How to Use This Calculator
- Enter groundwater elevation and the underside elevation of the slab or mat foundation.
- Provide the foundation plan dimensions to calculate the loaded area.
- Enter slab thickness and concrete unit weight for self-weight resistance.
- Add dead surcharge and sustained live load that reliably remain during uplift conditions.
- Include any anchor or tie-down resistance already justified by design.
- Use drainage reduction only when a dependable pressure relief system is present.
- Set the target safety factor required by your design criteria.
- Press the calculate button to review uplift pressure, net uplift, and required extra resistance.
Frequently Asked Questions
1. What does uplift pressure mean in foundation work?
Uplift pressure is the upward hydrostatic pressure acting beneath a slab, mat, or basement floor when groundwater rises above the underside elevation.
2. Why is groundwater elevation needed?
Groundwater elevation defines the water head above the foundation. That head directly controls hydrostatic pressure and the resulting upward force.
3. Why include sustained live load?
Some projects count only loads that are reliably present during critical groundwater events. Sustained live load helps reflect realistic long-duration resistance.
4. Can drainage reduction always be used?

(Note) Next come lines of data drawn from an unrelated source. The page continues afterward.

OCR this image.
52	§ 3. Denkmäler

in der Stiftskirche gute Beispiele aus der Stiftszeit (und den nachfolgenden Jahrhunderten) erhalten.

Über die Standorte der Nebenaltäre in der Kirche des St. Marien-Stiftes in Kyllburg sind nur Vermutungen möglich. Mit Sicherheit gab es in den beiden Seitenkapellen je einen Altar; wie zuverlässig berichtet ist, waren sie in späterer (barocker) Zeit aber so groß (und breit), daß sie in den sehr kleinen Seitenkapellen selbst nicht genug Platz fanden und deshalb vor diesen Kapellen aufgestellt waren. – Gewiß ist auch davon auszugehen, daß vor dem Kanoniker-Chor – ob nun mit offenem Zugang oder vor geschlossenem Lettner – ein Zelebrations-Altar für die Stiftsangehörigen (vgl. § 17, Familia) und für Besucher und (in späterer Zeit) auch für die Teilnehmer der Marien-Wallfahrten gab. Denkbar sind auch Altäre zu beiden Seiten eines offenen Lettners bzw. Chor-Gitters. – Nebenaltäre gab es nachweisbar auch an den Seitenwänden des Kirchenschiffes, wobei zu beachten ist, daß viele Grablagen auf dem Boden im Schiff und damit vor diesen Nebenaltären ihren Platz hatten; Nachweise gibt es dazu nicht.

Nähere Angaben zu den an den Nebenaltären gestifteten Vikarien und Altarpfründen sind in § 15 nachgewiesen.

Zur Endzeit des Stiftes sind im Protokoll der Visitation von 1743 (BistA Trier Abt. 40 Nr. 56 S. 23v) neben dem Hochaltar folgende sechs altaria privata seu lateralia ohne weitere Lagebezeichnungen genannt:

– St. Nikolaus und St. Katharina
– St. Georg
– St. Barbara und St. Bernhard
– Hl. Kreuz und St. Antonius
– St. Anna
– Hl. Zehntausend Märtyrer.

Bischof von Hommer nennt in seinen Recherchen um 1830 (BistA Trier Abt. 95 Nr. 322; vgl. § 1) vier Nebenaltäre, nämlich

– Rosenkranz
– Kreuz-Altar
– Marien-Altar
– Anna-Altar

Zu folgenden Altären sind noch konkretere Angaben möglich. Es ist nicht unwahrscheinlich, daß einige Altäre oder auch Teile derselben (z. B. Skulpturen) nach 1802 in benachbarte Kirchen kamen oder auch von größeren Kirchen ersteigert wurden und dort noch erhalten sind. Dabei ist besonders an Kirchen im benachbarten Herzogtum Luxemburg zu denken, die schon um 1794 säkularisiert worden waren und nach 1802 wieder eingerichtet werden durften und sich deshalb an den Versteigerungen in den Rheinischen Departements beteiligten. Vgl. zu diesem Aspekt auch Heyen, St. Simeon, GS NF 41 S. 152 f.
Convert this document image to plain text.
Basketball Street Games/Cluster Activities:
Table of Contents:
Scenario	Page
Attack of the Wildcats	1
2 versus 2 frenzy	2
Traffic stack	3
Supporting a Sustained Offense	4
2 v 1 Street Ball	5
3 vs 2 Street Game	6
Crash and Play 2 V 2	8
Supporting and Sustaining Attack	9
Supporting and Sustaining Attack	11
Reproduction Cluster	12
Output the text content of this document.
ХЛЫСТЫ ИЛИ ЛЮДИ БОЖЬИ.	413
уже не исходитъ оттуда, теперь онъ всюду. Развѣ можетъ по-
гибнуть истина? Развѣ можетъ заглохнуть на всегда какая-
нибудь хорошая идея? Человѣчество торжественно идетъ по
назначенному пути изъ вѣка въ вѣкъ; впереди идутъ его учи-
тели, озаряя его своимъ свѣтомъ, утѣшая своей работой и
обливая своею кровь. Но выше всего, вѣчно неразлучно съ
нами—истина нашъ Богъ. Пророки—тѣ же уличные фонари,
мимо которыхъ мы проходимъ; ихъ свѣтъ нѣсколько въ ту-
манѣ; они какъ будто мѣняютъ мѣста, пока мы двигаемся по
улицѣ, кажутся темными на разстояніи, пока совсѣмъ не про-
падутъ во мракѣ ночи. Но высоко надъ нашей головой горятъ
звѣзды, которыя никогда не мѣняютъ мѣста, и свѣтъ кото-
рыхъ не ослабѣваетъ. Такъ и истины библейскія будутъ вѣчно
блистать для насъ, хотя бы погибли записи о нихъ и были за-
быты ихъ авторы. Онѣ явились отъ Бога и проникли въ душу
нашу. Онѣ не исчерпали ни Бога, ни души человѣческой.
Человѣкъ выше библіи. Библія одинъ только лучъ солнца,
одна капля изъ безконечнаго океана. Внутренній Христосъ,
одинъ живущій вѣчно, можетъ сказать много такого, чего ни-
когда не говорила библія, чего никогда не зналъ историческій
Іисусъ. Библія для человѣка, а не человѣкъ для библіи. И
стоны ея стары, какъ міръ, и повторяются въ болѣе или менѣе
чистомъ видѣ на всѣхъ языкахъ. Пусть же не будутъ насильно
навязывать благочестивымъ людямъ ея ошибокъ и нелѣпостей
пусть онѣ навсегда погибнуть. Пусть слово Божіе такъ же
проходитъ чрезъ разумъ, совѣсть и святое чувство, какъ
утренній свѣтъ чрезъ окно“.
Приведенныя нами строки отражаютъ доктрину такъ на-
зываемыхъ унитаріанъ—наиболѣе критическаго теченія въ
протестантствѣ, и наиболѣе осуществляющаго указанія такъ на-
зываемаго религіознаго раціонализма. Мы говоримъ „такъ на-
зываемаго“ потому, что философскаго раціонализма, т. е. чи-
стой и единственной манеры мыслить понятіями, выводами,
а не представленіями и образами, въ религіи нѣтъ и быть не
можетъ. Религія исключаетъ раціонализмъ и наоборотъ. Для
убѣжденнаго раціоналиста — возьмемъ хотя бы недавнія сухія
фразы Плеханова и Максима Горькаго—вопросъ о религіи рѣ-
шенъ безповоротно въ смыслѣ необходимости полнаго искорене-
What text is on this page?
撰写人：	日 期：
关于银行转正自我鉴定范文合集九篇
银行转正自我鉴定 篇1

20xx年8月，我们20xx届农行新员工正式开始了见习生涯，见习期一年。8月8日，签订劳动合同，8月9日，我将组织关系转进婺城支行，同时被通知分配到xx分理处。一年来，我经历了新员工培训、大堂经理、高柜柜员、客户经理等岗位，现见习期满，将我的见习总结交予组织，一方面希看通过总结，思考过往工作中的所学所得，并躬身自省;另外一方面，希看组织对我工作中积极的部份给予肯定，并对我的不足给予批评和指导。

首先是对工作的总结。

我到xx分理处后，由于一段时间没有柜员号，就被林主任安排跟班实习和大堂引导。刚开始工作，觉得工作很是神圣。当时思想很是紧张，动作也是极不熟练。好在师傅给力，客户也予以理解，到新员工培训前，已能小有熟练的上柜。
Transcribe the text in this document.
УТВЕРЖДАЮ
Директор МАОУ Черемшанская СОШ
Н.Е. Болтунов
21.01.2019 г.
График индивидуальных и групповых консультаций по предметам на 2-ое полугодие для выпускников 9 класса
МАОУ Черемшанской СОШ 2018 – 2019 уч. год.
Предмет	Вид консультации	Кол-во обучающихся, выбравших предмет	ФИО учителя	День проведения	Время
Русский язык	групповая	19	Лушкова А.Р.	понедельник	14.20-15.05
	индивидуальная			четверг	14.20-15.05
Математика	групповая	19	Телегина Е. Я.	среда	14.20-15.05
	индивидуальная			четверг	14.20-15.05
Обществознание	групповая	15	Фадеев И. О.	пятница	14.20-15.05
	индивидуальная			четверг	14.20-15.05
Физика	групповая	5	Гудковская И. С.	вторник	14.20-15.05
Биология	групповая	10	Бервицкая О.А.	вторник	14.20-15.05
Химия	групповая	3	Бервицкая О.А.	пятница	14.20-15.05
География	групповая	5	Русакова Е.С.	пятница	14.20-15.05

No. Use drainage reduction only when the relief system is engineered, maintained, and dependable. Otherwise, conservative design usually ignores that reduction.
5. What does the factor of safety show?
It compares total resisting force with uplift force. Values above the target indicate stronger resistance against flotation and instability.
6. What if the net uplift is positive?
A positive net uplift means the upward force exceeds resistance. The design may need more thickness, additional dead load, or anchors.
7. Is the extra slab thickness result final design thickness?
No. It is a quick estimate based only on added concrete weight. Final structural design should include reinforcement, cracking, and code checks.
8. Can I use this for tanks and basements?
Yes. The method suits slabs, rafts, tanks, pits, and basement floors, provided the assumed loads and drainage conditions match the actual project.